Helmut Newton Passato Prossimo Venturo
Vogue, Harper’s bazaar, Elle, GQ, Vanityfair, Play Boy, Max, Marieclaire, Channel, testate mitiche, i loro protagonisti come Gianni Versace, Yeves Saint Laurent, Ava Gardner, Romy Schneider, Catherine Deneuve, Andy Wharol o Margaret Thatcher, Helmuth Khol, Jean Marie Le Pen, Fassbinder, Wim Wenders, una carrellata “impressionata” degli anni Settanta Ottanta che viene sublimata nel ritratto di Charlotte Rampling che ha la forza di una scultura.
Il “mito” che ha iconizzato i miti è Helmut Newton, all’anagrafe Neustäder nato a Berlino nel 1920 da una famiglia ebrea dell’alta borghesia. Il resto è sui libri di storia. Il suo destino è segnato e la fuga dalla Germania hitleriana è la causa primaria della professione che lo renderà famoso.
Ha rivoluzionato il mondo della fotografia e anzi ha accompagnato e forse addirittura impresso un ritmo diverso all’immaginario collettivo sulla donna fotografandola in maniera innovativa e spiazzante.
Ha fotografato la sèconda metà del novecento senza veli, è il caso di dirlo, e sicuramente ha psicanalizzato questo secolo che ha fatto compiere un balzo inconcepibile alla civiltà occidentale, paradossalmente cresciuta nonostante due atroci guerre mondiali devastanti e soprattutto fratricide.

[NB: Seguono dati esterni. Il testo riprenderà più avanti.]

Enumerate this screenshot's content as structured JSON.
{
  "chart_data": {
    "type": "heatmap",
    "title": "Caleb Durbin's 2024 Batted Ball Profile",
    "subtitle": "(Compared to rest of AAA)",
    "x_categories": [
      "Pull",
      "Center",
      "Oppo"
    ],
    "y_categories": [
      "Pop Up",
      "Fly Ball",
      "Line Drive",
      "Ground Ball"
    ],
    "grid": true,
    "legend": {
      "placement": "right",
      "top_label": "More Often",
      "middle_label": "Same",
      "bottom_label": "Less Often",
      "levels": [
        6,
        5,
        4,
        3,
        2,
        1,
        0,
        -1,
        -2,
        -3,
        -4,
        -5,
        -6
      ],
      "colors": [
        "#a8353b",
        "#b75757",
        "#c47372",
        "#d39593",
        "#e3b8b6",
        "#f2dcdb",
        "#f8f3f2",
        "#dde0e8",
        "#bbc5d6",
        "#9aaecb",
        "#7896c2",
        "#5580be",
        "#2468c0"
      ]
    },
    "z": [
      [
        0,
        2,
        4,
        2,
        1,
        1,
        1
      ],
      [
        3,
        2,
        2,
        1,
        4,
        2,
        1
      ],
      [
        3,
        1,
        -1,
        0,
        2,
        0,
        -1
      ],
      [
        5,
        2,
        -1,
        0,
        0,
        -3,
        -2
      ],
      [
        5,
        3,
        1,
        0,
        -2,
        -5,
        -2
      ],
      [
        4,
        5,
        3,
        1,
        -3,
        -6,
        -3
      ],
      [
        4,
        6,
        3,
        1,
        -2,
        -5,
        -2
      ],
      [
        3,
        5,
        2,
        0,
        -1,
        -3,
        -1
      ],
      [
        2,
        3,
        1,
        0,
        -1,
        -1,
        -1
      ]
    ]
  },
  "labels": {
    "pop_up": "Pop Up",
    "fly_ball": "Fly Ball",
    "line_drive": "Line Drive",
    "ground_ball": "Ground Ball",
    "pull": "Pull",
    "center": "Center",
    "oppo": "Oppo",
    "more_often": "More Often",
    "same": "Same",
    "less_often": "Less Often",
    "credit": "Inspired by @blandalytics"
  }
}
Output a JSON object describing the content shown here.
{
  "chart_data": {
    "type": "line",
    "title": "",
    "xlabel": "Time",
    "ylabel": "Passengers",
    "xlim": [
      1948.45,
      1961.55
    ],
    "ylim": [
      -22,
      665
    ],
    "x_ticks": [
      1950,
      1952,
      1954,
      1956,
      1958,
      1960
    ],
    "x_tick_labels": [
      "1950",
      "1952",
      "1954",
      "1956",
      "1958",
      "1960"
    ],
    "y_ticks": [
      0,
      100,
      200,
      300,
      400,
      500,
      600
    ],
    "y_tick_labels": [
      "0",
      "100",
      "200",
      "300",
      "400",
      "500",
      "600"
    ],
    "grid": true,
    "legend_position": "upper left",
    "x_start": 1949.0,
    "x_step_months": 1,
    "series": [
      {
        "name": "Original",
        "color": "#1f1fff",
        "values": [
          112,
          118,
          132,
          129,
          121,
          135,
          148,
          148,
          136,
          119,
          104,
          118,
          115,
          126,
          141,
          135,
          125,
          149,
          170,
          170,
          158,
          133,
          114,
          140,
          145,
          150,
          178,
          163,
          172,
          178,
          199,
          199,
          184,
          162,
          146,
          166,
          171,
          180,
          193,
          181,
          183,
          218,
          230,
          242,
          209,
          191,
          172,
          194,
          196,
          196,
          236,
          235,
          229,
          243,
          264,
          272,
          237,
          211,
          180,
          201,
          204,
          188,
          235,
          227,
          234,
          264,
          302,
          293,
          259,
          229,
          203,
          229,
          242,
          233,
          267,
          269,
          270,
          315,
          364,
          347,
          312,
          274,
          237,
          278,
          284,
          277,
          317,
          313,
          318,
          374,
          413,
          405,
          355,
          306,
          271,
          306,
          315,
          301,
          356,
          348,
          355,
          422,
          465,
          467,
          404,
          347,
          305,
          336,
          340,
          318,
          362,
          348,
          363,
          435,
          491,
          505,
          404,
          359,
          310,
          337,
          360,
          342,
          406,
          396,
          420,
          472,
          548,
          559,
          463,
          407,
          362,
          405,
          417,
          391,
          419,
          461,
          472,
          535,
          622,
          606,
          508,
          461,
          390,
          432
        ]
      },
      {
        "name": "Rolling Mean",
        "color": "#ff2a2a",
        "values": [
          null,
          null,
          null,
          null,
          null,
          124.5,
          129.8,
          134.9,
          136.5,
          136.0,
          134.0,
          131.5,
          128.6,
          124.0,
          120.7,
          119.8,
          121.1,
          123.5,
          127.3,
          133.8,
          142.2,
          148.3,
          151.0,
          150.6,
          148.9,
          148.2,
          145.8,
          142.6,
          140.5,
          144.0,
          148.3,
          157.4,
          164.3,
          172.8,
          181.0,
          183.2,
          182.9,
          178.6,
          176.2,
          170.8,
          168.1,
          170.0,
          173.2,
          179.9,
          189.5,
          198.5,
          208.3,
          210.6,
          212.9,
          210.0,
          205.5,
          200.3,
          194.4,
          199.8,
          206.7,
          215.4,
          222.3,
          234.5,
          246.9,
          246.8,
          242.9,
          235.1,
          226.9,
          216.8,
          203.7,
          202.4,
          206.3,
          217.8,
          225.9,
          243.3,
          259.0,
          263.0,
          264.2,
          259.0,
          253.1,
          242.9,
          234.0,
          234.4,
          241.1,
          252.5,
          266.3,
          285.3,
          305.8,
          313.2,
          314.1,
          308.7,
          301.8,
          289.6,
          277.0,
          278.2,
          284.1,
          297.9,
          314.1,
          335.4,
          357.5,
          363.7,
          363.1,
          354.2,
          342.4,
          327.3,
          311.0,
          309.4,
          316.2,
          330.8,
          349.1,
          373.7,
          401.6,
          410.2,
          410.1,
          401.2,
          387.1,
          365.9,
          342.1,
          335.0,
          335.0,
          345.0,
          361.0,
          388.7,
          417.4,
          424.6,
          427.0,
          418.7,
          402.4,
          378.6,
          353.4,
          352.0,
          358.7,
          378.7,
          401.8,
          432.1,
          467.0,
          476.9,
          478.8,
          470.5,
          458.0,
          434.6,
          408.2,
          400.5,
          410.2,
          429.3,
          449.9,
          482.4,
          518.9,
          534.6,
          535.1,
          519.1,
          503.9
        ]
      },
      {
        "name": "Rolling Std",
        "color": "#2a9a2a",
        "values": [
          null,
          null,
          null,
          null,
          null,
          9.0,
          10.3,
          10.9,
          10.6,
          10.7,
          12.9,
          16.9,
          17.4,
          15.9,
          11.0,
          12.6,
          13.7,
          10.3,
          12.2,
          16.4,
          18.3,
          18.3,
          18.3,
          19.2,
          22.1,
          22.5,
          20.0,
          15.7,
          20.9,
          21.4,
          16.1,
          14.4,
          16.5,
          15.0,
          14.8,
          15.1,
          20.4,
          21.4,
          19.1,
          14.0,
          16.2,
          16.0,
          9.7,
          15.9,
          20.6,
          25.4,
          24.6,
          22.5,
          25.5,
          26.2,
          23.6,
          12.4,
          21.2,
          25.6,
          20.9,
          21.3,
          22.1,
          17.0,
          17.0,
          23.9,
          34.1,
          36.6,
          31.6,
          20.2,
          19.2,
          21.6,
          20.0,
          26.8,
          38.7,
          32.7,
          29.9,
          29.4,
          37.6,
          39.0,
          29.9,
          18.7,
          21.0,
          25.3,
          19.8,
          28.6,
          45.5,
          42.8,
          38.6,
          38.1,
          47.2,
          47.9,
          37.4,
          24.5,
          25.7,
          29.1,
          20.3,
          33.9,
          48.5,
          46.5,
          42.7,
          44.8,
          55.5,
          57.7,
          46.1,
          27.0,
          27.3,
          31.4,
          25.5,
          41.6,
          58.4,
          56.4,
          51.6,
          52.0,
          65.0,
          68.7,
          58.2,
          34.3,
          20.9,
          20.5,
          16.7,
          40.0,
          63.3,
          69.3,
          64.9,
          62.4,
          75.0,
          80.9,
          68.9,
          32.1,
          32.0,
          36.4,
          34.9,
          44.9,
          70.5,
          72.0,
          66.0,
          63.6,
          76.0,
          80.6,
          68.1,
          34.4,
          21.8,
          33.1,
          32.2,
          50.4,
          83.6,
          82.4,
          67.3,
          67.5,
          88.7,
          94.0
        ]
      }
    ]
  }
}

Le sue donne sono forti, almeno all’apparenza, crude, aggressive superbe lontane, perlopiù appiattite sull’icona maschile da cui hanno preso il peggio, dimentiche della loro femminile dolcezza. Errore che l’Universo femminile si porta ancora appresso con la filosofia delle femministe che affrontano a muso duro il “maschile” invece di aprire un dialogo costruttivo. I risultati sono oggi sotto gli occhi di tutti.
Le 220 icone in mostra al Ducale seguono il fil rouge dei tre libri, già editati da Newton stesso: White Women 1976 che gli varrà il Kodak foto book award in cui per la prima volta nudo ed erotismo irrompono nel mondo della moda, Spleeless nights 1978 che trasforma le foto di moda a reportage di scena del crimine, e Big Nudes 1981 ispirato dalle immagini giganti che la polizia tedesca usò per scovare e sconfiggere i terroristi della RAF che afflissero la Germania in quegli anni.
Le sue donne riprese a grandezza naturale sono le protagoniste indiscusse del loro tempo. Non c’è ironia nella sua ricerca, il suo obiettivo scandaglia il suo stesso profondo e ne emerge una visione altra del femminino che di femminile ha poco ma gronda fascino e volenti o nolenti ci trasforma tutti in voyeur sottolinea Denis Curti che con Mathias Hender ha curato la mostra.
Approdata a Genova dopo Houston, Berlino, Roma, Venezia, l’esposizione, frutto del progetto nato da un team di tutto rispetto, Civita Mostre e Helmut Newton Foundation, è magnificamente accolta negli spazi suggestivi del Sottoportico di Palazzo Ducale a Genova. Fino 22 gennaio 2017.